China’s expanded Reit programme to ease funding for commercial property landlords, widen choices for investors
- China will expand its Reit programme to include ‘consumption-related infrastructure projects’ or malls and department stores, widening options for investors
- The Reit programme was last broadened in July 2021, adding eligible assets related to renewable energy, affordable housing and tourism projects

The China Securities Regulatory Commission (CSRC) updated a directive earlier this month by including “consumption-related infrastructure projects” such as shopping malls and department stores, as part of its Reit programme. China’s 87 billion yuan (US$11.9 billion) Reit market is the fourth-largest in Asia after Japan, Singapore and Hong Kong, according to Cushman & Wakefield, a real estate consultancy.
The move is to “provide investors with a wider variety of options, promote the healthy development of the public market for Reits, as well as improve the ability of capital markets to service the real economy,” the regulator said.
“The property sector is undergoing policy adjustments and the CSRC is loosening restrictions around the funding issue,” said Shen Meng, director at Beijing-based investment firm Chanson & Company.
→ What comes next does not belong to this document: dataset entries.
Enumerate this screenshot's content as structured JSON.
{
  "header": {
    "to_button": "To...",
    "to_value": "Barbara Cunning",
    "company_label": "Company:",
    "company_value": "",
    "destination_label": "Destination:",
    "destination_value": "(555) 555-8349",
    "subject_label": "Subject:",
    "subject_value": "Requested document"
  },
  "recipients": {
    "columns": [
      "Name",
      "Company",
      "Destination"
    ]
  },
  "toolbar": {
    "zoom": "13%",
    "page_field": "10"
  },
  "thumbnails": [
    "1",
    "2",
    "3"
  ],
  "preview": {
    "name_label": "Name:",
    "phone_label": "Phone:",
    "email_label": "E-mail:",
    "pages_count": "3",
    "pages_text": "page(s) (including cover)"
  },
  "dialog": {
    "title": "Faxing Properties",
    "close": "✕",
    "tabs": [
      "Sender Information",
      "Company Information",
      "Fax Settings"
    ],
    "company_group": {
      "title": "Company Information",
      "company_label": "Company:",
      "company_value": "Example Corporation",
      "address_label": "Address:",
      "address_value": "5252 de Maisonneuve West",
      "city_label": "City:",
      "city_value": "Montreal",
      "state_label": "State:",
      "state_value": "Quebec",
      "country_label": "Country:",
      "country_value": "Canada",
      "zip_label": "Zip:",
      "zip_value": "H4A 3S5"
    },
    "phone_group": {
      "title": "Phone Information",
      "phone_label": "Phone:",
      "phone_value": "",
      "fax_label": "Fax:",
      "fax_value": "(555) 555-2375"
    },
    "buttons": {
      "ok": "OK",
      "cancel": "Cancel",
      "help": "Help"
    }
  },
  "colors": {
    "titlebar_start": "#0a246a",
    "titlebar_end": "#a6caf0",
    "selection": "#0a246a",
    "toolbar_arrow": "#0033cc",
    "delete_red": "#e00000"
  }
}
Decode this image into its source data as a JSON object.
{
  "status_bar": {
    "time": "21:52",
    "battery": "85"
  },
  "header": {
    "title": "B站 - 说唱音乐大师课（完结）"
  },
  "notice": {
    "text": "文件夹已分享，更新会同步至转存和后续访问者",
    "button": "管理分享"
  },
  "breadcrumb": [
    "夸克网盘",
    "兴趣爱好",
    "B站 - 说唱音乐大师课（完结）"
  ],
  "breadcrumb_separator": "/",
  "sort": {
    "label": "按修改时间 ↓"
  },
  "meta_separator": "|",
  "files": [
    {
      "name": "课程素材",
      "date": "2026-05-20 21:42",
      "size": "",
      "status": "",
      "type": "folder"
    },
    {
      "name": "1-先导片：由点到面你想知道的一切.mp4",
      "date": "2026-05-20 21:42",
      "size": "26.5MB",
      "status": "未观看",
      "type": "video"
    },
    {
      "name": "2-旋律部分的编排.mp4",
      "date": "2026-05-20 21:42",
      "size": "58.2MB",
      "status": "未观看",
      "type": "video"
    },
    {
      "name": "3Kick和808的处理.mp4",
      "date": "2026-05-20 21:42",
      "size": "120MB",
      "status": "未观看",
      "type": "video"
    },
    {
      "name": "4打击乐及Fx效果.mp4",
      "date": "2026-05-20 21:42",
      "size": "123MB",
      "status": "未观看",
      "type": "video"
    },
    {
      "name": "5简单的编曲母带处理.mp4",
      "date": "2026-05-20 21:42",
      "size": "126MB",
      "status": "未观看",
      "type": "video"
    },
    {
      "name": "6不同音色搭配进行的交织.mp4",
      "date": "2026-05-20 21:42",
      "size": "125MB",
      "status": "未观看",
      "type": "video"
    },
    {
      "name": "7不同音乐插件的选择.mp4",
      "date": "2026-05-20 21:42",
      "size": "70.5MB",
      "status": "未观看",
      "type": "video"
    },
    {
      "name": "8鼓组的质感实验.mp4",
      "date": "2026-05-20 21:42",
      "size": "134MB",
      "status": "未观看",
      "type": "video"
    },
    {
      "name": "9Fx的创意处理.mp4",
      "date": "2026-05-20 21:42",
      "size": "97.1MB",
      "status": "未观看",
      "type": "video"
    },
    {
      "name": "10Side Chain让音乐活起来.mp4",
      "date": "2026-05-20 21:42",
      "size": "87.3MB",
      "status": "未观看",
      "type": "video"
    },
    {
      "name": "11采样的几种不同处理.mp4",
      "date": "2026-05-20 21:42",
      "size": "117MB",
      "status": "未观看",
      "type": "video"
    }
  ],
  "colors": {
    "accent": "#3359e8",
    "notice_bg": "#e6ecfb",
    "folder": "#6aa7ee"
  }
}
It reflects China’s effort to improve liquidity in the real estate market, rather than specifically help troubled developers ease their debt problems, he added.

China first introduced the Reit programme in April 2020, limiting the eligible assets to only large-scale infrastructure developments like toll roads, industrial estates, sewage treatment plants, and logistic warehouses. It was broadened in July 2021 to include assets or projects related to renewable energy, affordable housing, and tourism.
Reits are investment vehicles that derive a regular and stable stream of income from their underlying assets. They also pay regular dividends, typically in the form of new units, to investors.